Nature Notes: At Big Bend Ranch, Archeology Reveals Region’s Cosmopolitan Past

Above, Big Bend Ranch State Park archeologist Tim Gibbs at the Four Seasons Shelter in the park. Located high on a canyon wall, the cave shelter contains rock art in the “Big Bend Bold” style. The large images, of animal and human forms and geometric patterns, were painted at a time when agricultural villages flourished in the Presidio Valley.

Isolation defines the Big Bend today. The border town of Presidio, and the surrounding river valley, can seem especially remote.

But along the roads here, on riverbanks and in nearby canyons, ruins and traces tell a different story.

The Presidio Valley is La Junta de los Rios – the confluence of the Rio Grande and the Rio Conchos. And a few centuries ago, it was a hub of Native American life, a center in a complex interplay of diverse societies.

Big Bend prehistory is closely associated with hunter-gatherers. For more than 10,000 years, nomadic peoples hunted game and harvested desert plants.

In the 1940s, Texas archeologist J. Charles Kelley began to study the Presidio area. What he found complicated that hunter-gatherer narrative.

Tim Gibbs is archeologist at Big Bend Ranch State Park. At La Junta, Gibbs said, Kelley found evidence of settled village life.

“And this occupation, he observed it at a number of sites,” Gibbs said, “and he was really the first guy to not only observe this, but the first guy to recognize some key traits. Those key traits are very distinct from the otherwise hunter-gatherer occupation.”

Beginning as early as 600 CE, people raised maize, beans and squash here. In dozens of riverside villages, they built pit houses, and then adobe structures. They imported ceramics, and later made their own.

These are the distinctive traits of an agricultural civilization that flourished in the millennium before European invasion, from the Pueblos of present-day New Mexico to Casas Grandes in Chihuahua. The Presidio Valley was an eastern outposts of that Puebloan-type civilization.

West Texas is a threshold, where the plains meet the desert-mountains. That crossroads geography made La Junta a societal crossroads as well.

Gibbs highlighted a site in Big Bend Ranch.

“One of the cool things about the Big Bend in general is that things can hide in plain sight – like this,” Gibbs said.

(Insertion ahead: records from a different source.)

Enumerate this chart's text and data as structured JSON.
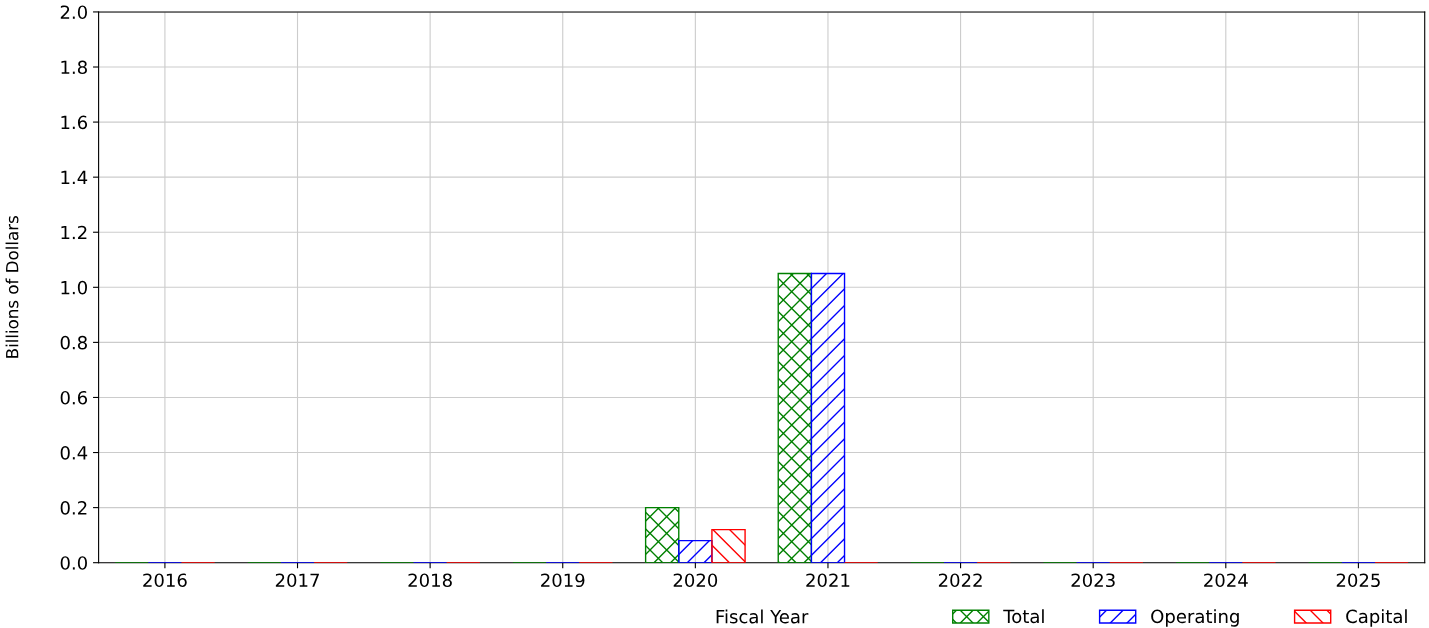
{
  "chart_data": {
    "type": "bar",
    "xlabel": "Fiscal Year",
    "ylabel": "Billions of Dollars",
    "categories": [
      "2016",
      "2017",
      "2018",
      "2019",
      "2020",
      "2021",
      "2022",
      "2023",
      "2024",
      "2025"
    ],
    "series": [
      {
        "name": "Total",
        "color": "#008000",
        "values": [
          0,
          0,
          0,
          0,
          0.2,
          1.05,
          0,
          0,
          0,
          0
        ]
      },
      {
        "name": "Operating",
        "color": "#0000ff",
        "values": [
          0,
          0,
          0,
          0,
          0.08,
          1.05,
          0,
          0,
          0,
          0
        ]
      },
      {
        "name": "Capital",
        "color": "#ff0000",
        "values": [
          0,
          0,
          0,
          0,
          0.12,
          0,
          0,
          0,
          0,
          0
        ]
      }
    ],
    "ylim": [
      0,
      2.0
    ],
    "yticks": [
      {
        "value": 0,
        "label": "0.0"
      },
      {
        "value": 0.2,
        "label": "0.2"
      },
      {
        "value": 0.4,
        "label": "0.4"
      },
      {
        "value": 0.6,
        "label": "0.6"
      },
      {
        "value": 0.8,
        "label": "0.8"
      },
      {
        "value": 1.0,
        "label": "1.0"
      },
      {
        "value": 1.2,
        "label": "1.2"
      },
      {
        "value": 1.4,
        "label": "1.4"
      },
      {
        "value": 1.6,
        "label": "1.6"
      },
      {
        "value": 1.8,
        "label": "1.8"
      },
      {
        "value": 2.0,
        "label": "2.0"
      }
    ],
    "grid": true,
    "legend": "bottom right"
  }
}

On a bluff by the Rio Grande, he pointed to three stone foundations. Kelley found evidence of a permanent village below. But these stone foundations were for temporary homes.

Artifacts indicate that the occupants cooked with a technique called “stone boiling. The technique was unknown in the desert – but common on the plains.

Plains peoples apparently stayed temporarily in these “suburbs” of the La Junta village. They may have traded buffalo goods for agricultural products.

In fact, there’s abundant evidence that La Junta was a center of trade. Diverse peoples, speaking a range of languages, likely met here.

“We find obsidian here, we find turquoise here – and neither one of those things occur anywhere remotely near here,” Gibbs said. “I have personally found conch shell not 2 miles from [the park’s] Sauceda Headquarters that almost certainly would have come from the Sea of Cortez. So the trade networks indicate a cultural complexity in this region that far surpasses anything that I think most current occupants can wrap their heads around.”

Above the village site, a deep canyon cuts into the Bofecillos Highlands. It conceals a breathtaking legacy of La Juntan society – the Four Seasons Shelter.

In a cave high on the canyon wall, images – large animal and human forms, geometric patterns, a handprint – are rendered in black pigment. They’re examples of a rock-art style called “Big Bend Bold.” It’s found only in the La Junta area.

Rock-art images resist interpretation. But it’s not hard to imagine that this cave – a half-day’s walk from the village – might have been a site of religious activity.

“I don’t think it’s unfair to say this is a place of tremendous importance,” Gibbs said. “I think that many of the mysteries of rock imagery are simply going to stay that way. It’s left for us to protect them.”

The stewardship of archeological resources is a new concept. Gibbs highlighted one former La Junta village in Big Bend Ranch. In the 90s, it was torn up to serve as a movie set. It was looted for artifacts as recently as 2016. Gibbs and his colleagues see safeguarding cultural resources as central to their mission.

  Big Bend Ranch is Texas’ largest and wildest state park. But it’s not just landscape and wildlife. The park preserves haunting evidence of the Big Bend’s rich and complex past.